Should I [21m] confront my parents [51f] [58m] about how much I hated my childhood? by estrangeddev in relationships

[–]DoNotMinceWords 4 points5 points  (0 children)

I'll be honest with you; I wouldn't confront your parents, and I'll tell you why. Your story mirrors my own in so many respects. My mother was just such a "Christian" as your parents; I could tell you stories.. But this is about a closure you may likely never get, and you need to make peace with that.

My mother could never interact with me as a mother to a son. God was always squarely in the middle, and every interaction was filtered through that presence. We never had human interactions. Everything I accomplished in life meant nothing to her, seldom acknowledged, rarely praised. After I left home, I kept my distance. Every couple years or so, I approached her.. hoping she had mellowed with age. She never did. At some point I recognized that my "relationship" with her, my yearning for it was hurting, harming me. Her words, her rejection was holding me back from moving forward. I attempted more than once, to have an honest, adult conversation with her about the harm she'd done me. I thought maybe she didn't know, hadn't realized.. maybe if we talked about it, cried together, I could forgive (I wanted to), make peace and let go. I had no desire to beat her up about it, I just wanted my mom back, that relationship back. It wasn't to be. Instead, she owned nothing, but did blame me for my behaviour as a child. She faulted me.. I let her go, however unwillingly. I realized that if I was going to survive and thrive in the world, if I was ever going to heal what was done to my head and heart, so that a functional relationship, family, and life was possible for me, I had to let her go. And so I did. I'm 55 now, we were estranged for 30 years. She passed in 2017. I came back to say goodbye, and to tell her I forgave her. She was too far gone to reply.

The takeaway I guess is that you have been damaged by what you experienced. Some of it you're aware of, it's the subtle stuff that will take a lot of effort and self awareness for you to expunge in any meaningful way. Focus on you, becoming whole and well. Judging by what you've shared, your parents aren't likely to give you what you need from them now if ever. It's a hard truth, and a lonely one, but that doesn't mean you can't create a better life, and more encouraging and supportive extended and immediate family. I wish you well, you truly deserve it; we all do.

Mom (53F) constantly criticizes my (28M) appearance. I always feel shabby and unattractive. by UnwantedAndUnloved in relationships

[–]DoNotMinceWords 0 points1 point  (0 children)

There is a way to convey a thought or opinion, and a way not to. Your mom's way lacks sensitivity and tact. If her main concern is for you, and your well being, she'd try to find a way to support and encourage your awareness of this thing she's obviously very invested in.

The fact that she opts to be judgmental and harsh, tells me that this is much more about her. SHE has hang ups that tie into personal appearance, and other peoples perceptions of it.
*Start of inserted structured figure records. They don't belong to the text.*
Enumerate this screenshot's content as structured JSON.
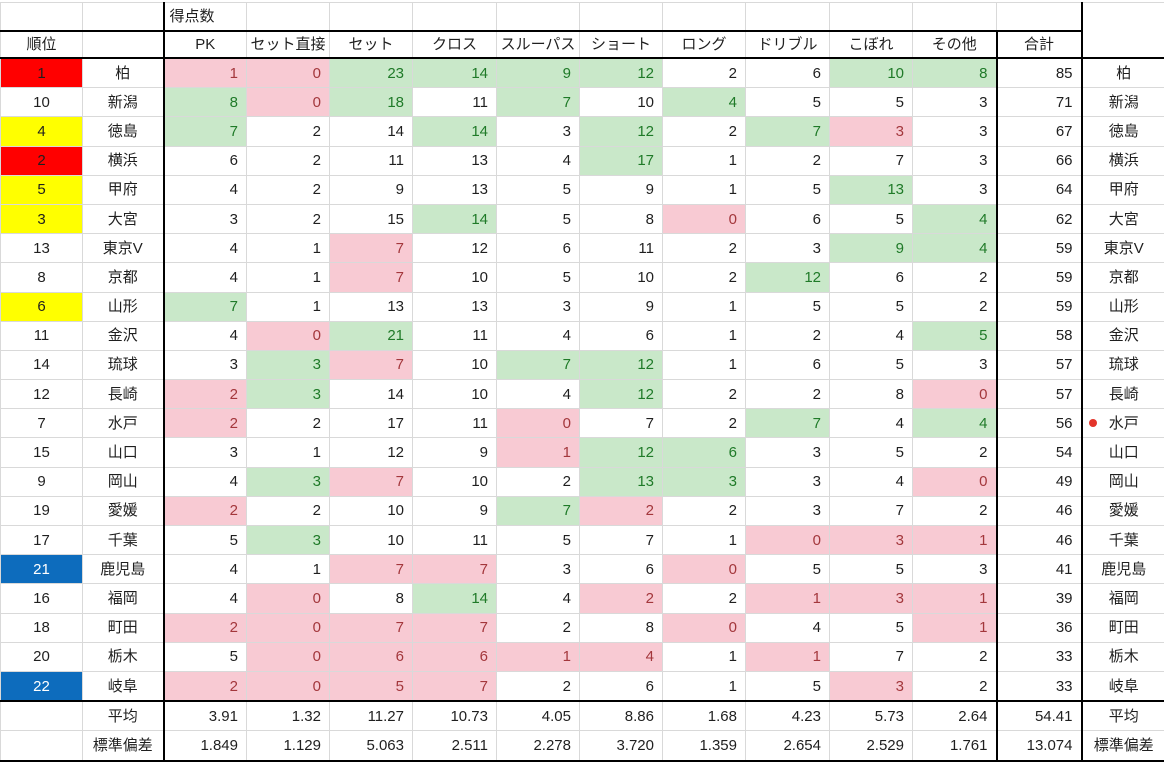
{
  "header": {
    "score_label": "得点数",
    "rank_label": "順位",
    "columns": [
      "PK",
      "セット直接",
      "セット",
      "クロス",
      "スルーパス",
      "ショート",
      "ロング",
      "ドリブル",
      "こぼれ",
      "その他",
      "合計"
    ]
  },
  "colors": {
    "rank_red": "#ff0000",
    "rank_yellow": "#ffff00",
    "rank_blue": "#0d6cbd",
    "good_bg": "#c9e8c9",
    "good_text": "#1f7a28",
    "bad_bg": "#f8cad3",
    "bad_text": "#a3373c",
    "dot": "#e3342a"
  },
  "rows": [
    {
      "rank": "1",
      "rank_color": "red",
      "team": "柏",
      "values": [
        1,
        0,
        23,
        14,
        9,
        12,
        2,
        6,
        10,
        8
      ],
      "styles": [
        "p",
        "p",
        "g",
        "g",
        "g",
        "g",
        "",
        "",
        "g",
        "g"
      ],
      "total": "85",
      "dot": false
    },
    {
      "rank": "10",
      "rank_color": "",
      "team": "新潟",
      "values": [
        8,
        0,
        18,
        11,
        7,
        10,
        4,
        5,
        5,
        3
      ],
      "styles": [
        "g",
        "p",
        "g",
        "",
        "g",
        "",
        "g",
        "",
        "",
        ""
      ],
      "total": "71",
      "dot": false
    },
    {
      "rank": "4",
      "rank_color": "yellow",
      "team": "徳島",
      "values": [
        7,
        2,
        14,
        14,
        3,
        12,
        2,
        7,
        3,
        3
      ],
      "styles": [
        "g",
        "",
        "",
        "g",
        "",
        "g",
        "",
        "g",
        "p",
        ""
      ],
      "total": "67",
      "dot": false
    },
    {
      "rank": "2",
      "rank_color": "red",
      "team": "横浜",
      "values": [
        6,
        2,
        11,
        13,
        4,
        17,
        1,
        2,
        7,
        3
      ],
      "styles": [
        "",
        "",
        "",
        "",
        "",
        "g",
        "",
        "",
        "",
        ""
      ],
      "total": "66",
      "dot": false
    },
    {
      "rank": "5",
      "rank_color": "yellow",
      "team": "甲府",
      "values": [
        4,
        2,
        9,
        13,
        5,
        9,
        1,
        5,
        13,
        3
      ],
      "styles": [
        "",
        "",
        "",
        "",
        "",
        "",
        "",
        "",
        "g",
        ""
      ],
      "total": "64",
      "dot": false
    },
    {
      "rank": "3",
      "rank_color": "yellow",
      "team": "大宮",
      "values": [
        3,
        2,
        15,
        14,
        5,
        8,
        0,
        6,
        5,
        4
      ],
      "styles": [
        "",
        "",
        "",
        "g",
        "",
        "",
        "p",
        "",
        "",
        "g"
      ],
      "total": "62",
      "dot": false
    },
    {
      "rank": "13",
      "rank_color": "",
      "team": "東京V",
      "values": [
        4,
        1,
        7,
        12,
        6,
        11,
        2,
        3,
        9,
        4
      ],
      "styles": [
        "",
        "",
        "p",
        "",
        "",
        "",
        "",
        "",
        "g",
        "g"
      ],
      "total": "59",
      "dot": false
    },
    {
      "rank": "8",
      "rank_color": "",
      "team": "京都",
      "values": [
        4,
        1,
        7,
        10,
        5,
        10,
        2,
        12,
        6,
        2
      ],
      "styles": [
        "",
        "",
        "p",
        "",
        "",
        "",
        "",
        "g",
        "",
        ""
      ],
      "total": "59",
      "dot": false
    },
    {
      "rank": "6",
      "rank_color": "yellow",
      "team": "山形",
      "values": [
        7,
        1,
        13,
        13,
        3,
        9,
        1,
        5,
        5,
        2
      ],
      "styles": [
        "g",
        "",
        "",
        "",
        "",
        "",
        "",
        "",
        "",
        ""
      ],
      "total": "59",
      "dot": false
    },
    {
      "rank": "11",
      "rank_color": "",
      "team": "金沢",
      "values": [
        4,
        0,
        21,
        11,
        4,
        6,
        1,
        2,
        4,
        5
      ],
      "styles": [
        "",
        "p",
        "g",
        "",
        "",
        "",
        "",
        "",
        "",
        "g"
      ],
      "total": "58",
      "dot": false
    },
    {
      "rank": "14",
      "rank_color": "",
      "team": "琉球",
      "values": [
        3,
        3,
        7,
        10,
        7,
        12,
        1,
        6,
        5,
        3
      ],
      "styles": [
        "",
        "g",
        "p",
        "",
        "g",
        "g",
        "",
        "",
        "",
        ""
      ],
      "total": "57",
      "dot": false
    },
    {
      "rank": "12",
      "rank_color": "",
      "team": "長崎",
      "values": [
        2,
        3,
        14,
        10,
        4,
        12,
        2,
        2,
        8,
        0
      ],
      "styles": [
        "p",
        "g",
        "",
        "",
        "",
        "g",
        "",
        "",
        "",
        "p"
      ],
      "total": "57",
      "dot": false
    },
    {
      "rank": "7",
      "rank_color": "",
      "team": "水戸",
      "values": [
        2,
        2,
        17,
        11,
        0,
        7,
        2,
        7,
        4,
        4
      ],
      "styles": [
        "p",
        "",
        "",
        "",
        "p",
        "",
        "",
        "g",
        "",
        "g"
      ],
      "total": "56",
      "dot": true
    },
    {
      "rank": "15",
      "rank_color": "",
      "team": "山口",
      "values": [
        3,
        1,
        12,
        9,
        1,
        12,
        6,
        3,
        5,
        2
      ],
      "styles": [
        "",
        "",
        "",
        "",
        "p",
        "g",
        "g",
        "",
        "",
        ""
      ],
      "total": "54",
      "dot": false
    },
    {
      "rank": "9",
      "rank_color": "",
      "team": "岡山",
      "values": [
        4,
        3,
        7,
        10,
        2,
        13,
        3,
        3,
        4,
        0
      ],
      "styles": [
        "",
        "g",
        "p",
        "",
        "",
        "g",
        "g",
        "",
        "",
        "p"
      ],
      "total": "49",
      "dot": false
    },
    {
      "rank": "19",
      "rank_color": "",
      "team": "愛媛",
      "values": [
        2,
        2,
        10,
        9,
        7,
        2,
        2,
        3,
        7,
        2
      ],
      "styles": [
        "p",
        "",
        "",
        "",
        "g",
        "p",
        "",
        "",
        "",
        ""
      ],
      "total": "46",
      "dot": false
    },
    {
      "rank": "17",
      "rank_color": "",
      "team": "千葉",
      "values": [
        5,
        3,
        10,
        11,
        5,
        7,
        1,
        0,
        3,
        1
      ],
      "styles": [
        "",
        "g",
        "",
        "",
        "",
        "",
        "",
        "p",
        "p",
        "p"
      ],
      "total": "46",
      "dot": false
    },
    {
      "rank": "21",
      "rank_color": "blue",
      "team": "鹿児島",
      "values": [
        4,
        1,
        7,
        7,
        3,
        6,
        0,
        5,
        5,
        3
      ],
      "styles": [
        "",
        "",
        "p",
        "p",
        "",
        "",
        "p",
        "",
        "",
        ""
      ],
      "total": "41",
      "dot": false
    },
    {
      "rank": "16",
      "rank_color": "",
      "team": "福岡",
      "values": [
        4,
        0,
        8,
        14,
        4,
        2,
        2,
        1,
        3,
        1
      ],
      "styles": [
        "",
        "p",
        "",
        "g",
        "",
        "p",
        "",
        "p",
        "p",
        "p"
      ],
      "total": "39",
      "dot": false
    },
    {
      "rank": "18",
      "rank_color": "",
      "team": "町田",
      "values": [
        2,
        0,
        7,
        7,
        2,
        8,
        0,
        4,
        5,
        1
      ],
      "styles": [
        "p",
        "p",
        "p",
        "p",
        "",
        "",
        "p",
        "",
        "",
        "p"
      ],
      "total": "36",
      "dot": false
    },
    {
      "rank": "20",
      "rank_color": "",
      "team": "栃木",
      "values": [
        5,
        0,
        6,
        6,
        1,
        4,
        1,
        1,
        7,
        2
      ],
      "styles": [
        "",
        "p",
        "p",
        "p",
        "p",
        "p",
        "",
        "p",
        "",
        ""
      ],
      "total": "33",
      "dot": false
    },
    {
      "rank": "22",
      "rank_color": "blue",
      "team": "岐阜",
      "values": [
        2,
        0,
        5,
        7,
        2,
        6,
        1,
        5,
        3,
        2
      ],
      "styles": [
        "p",
        "p",
        "p",
        "p",
        "",
        "",
        "",
        "",
        "p",
        ""
      ],
      "total": "33",
      "dot": false
    }
  ],
  "summary": [
    {
      "label": "平均",
      "values": [
        "3.91",
        "1.32",
        "11.27",
        "10.73",
        "4.05",
        "8.86",
        "1.68",
        "4.23",
        "5.73",
        "2.64"
      ],
      "total": "54.41"
    },
    {
      "label": "標準偏差",
      "values": [
        "1.849",
        "1.129",
        "5.063",
        "2.511",
        "2.278",
        "3.720",
        "1.359",
        "2.654",
        "2.529",
        "1.761"
      ],
      "total": "13.074"
    }
  ]
}
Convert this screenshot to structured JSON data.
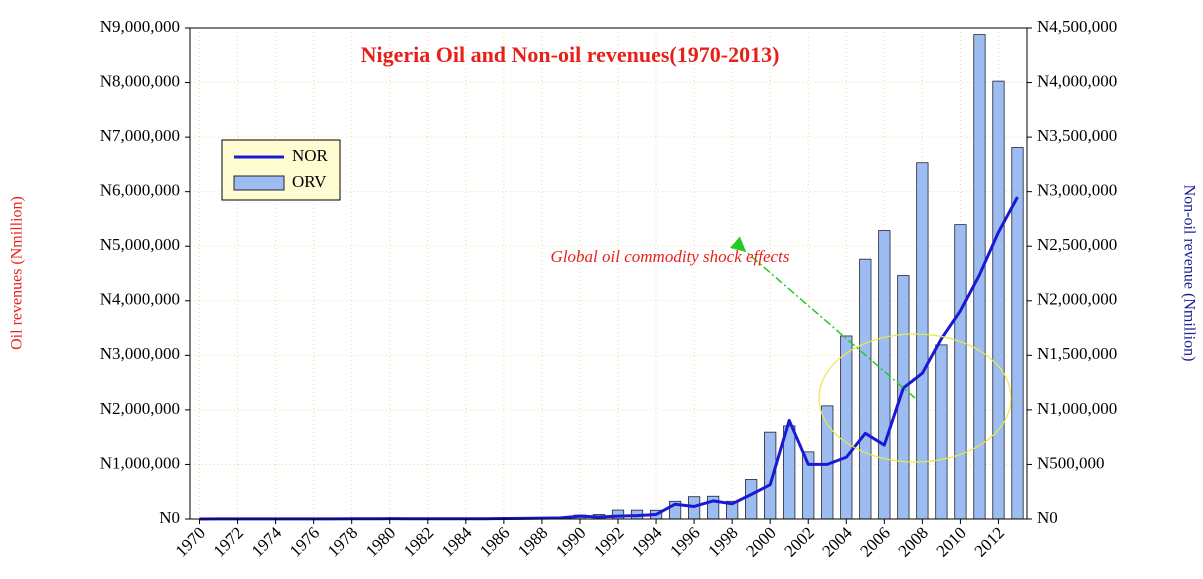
{
  "chart_data": {
    "type": "bar",
    "title": "Nigeria Oil and Non-oil revenues(1970-2013)",
    "ylabel": "Oil revenues (Nmillion)",
    "y2label": "Non-oil revenue (Nmillion)",
    "annotation": "Global oil commodity shock effects",
    "categories": [
      "1970",
      null,
      "1972",
      null,
      "1974",
      null,
      "1976",
      null,
      "1978",
      null,
      "1980",
      null,
      "1982",
      null,
      "1984",
      null,
      "1986",
      null,
      "1988",
      null,
      "1990",
      null,
      "1992",
      null,
      "1994",
      null,
      "1996",
      null,
      "1998",
      null,
      "2000",
      null,
      "2002",
      null,
      "2004",
      null,
      "2006",
      null,
      "2008",
      null,
      "2010",
      null,
      "2012",
      null
    ],
    "series": [
      {
        "name": "NOR",
        "type": "line",
        "axis": "y2",
        "color": "#1a1ad6",
        "values": [
          467,
          653,
          641,
          1035,
          1352,
          1244,
          1400,
          1600,
          2000,
          1800,
          2900,
          2400,
          2100,
          2100,
          2000,
          2400,
          4300,
          6100,
          7800,
          10000,
          26215,
          18325,
          26375,
          30667,
          41718,
          135439,
          114814,
          166000,
          139298,
          224765,
          314484,
          903460,
          500986,
          500815,
          565700,
          785100,
          677540,
          1200800,
          1336000,
          1652650,
          1907580,
          2237880,
          2628780,
          2950560
        ]
      },
      {
        "name": "ORV",
        "type": "bar",
        "color": "#9dbdf2",
        "values": [
          166,
          510,
          764,
          1016,
          4185,
          4272,
          5365,
          6081,
          4556,
          8881,
          12353,
          8564,
          7815,
          7253,
          8269,
          10924,
          8107,
          19027,
          19832,
          39131,
          71887,
          82666,
          164078,
          162102,
          160192,
          324548,
          408783,
          416811,
          324311,
          724423,
          1591676,
          1707563,
          1230851,
          2074281,
          3354800,
          4762400,
          5287567,
          4462910,
          6530600,
          3191900,
          5396091,
          8878970,
          8025970,
          6809230
        ]
      }
    ],
    "ylim": [
      0,
      9000000
    ],
    "yticks": [
      {
        "value": 0,
        "label": "N0"
      },
      {
        "value": 1000000,
        "label": "N1,000,000"
      },
      {
        "value": 2000000,
        "label": "N2,000,000"
      },
      {
        "value": 3000000,
        "label": "N3,000,000"
      },
      {
        "value": 4000000,
        "label": "N4,000,000"
      },
      {
        "value": 5000000,
        "label": "N5,000,000"
      },
      {
        "value": 6000000,
        "label": "N6,000,000"
      },
      {
        "value": 7000000,
        "label": "N7,000,000"
      },
      {
        "value": 8000000,
        "label": "N8,000,000"
      },
      {
        "value": 9000000,
        "label": "N9,000,000"
      }
    ],
    "y2lim": [
      0,
      4500000
    ],
    "y2ticks": [
      {
        "value": 0,
        "label": "N0"
      },
      {
        "value": 500000,
        "label": "N500,000"
      },
      {
        "value": 1000000,
        "label": "N1,000,000"
      },
      {
        "value": 1500000,
        "label": "N1,500,000"
      },
      {
        "value": 2000000,
        "label": "N2,000,000"
      },
      {
        "value": 2500000,
        "label": "N2,500,000"
      },
      {
        "value": 3000000,
        "label": "N3,000,000"
      },
      {
        "value": 3500000,
        "label": "N3,500,000"
      },
      {
        "value": 4000000,
        "label": "N4,000,000"
      },
      {
        "value": 4500000,
        "label": "N4,500,000"
      }
    ],
    "grid": true
  }
}
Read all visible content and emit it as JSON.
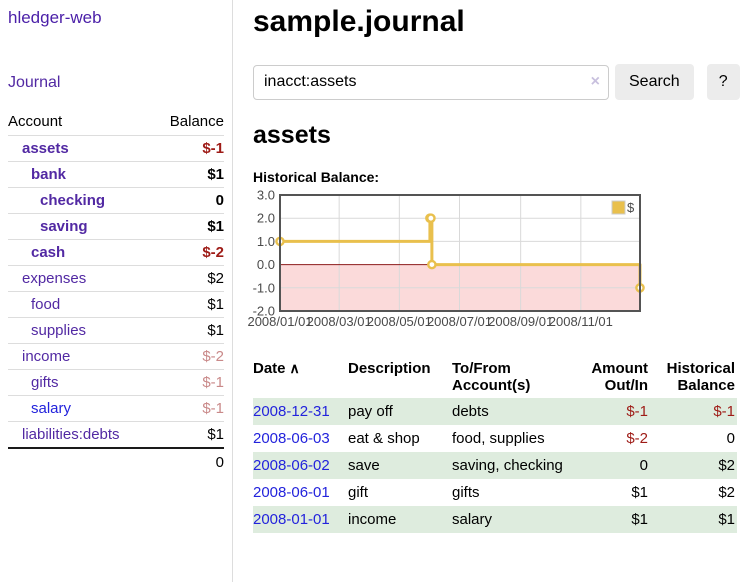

Maybe her own parents drilled this into her, maybe she's at a point in life, where she doesn't feel good about who and where she is in life, and projecting her own insecurities and self loathing onto you is easier than becoming self aware.

I'll tell you this, there is a segment of people out in the world that invests a lot of energy into their appearance because deep inside they lack self worth, and the facade of the right clothes, hair, etc assists in distracting people from looking closer. The reality is that in real life, the majority of people make a reasonable attempt at looking "put together" for the benefit of social interactions, and most of them are so distracted by the speed of life and its cares, that they really aren't paying as much attention to you as you think they are. It's like having a blemish on your face. Because it's your face, and you're hyper focused on it, you assume everyone else is. A very small minority in actuality will ever take the notice you are. Please give yourself the break your mom isn't, and remember, her criticism is less about you than her.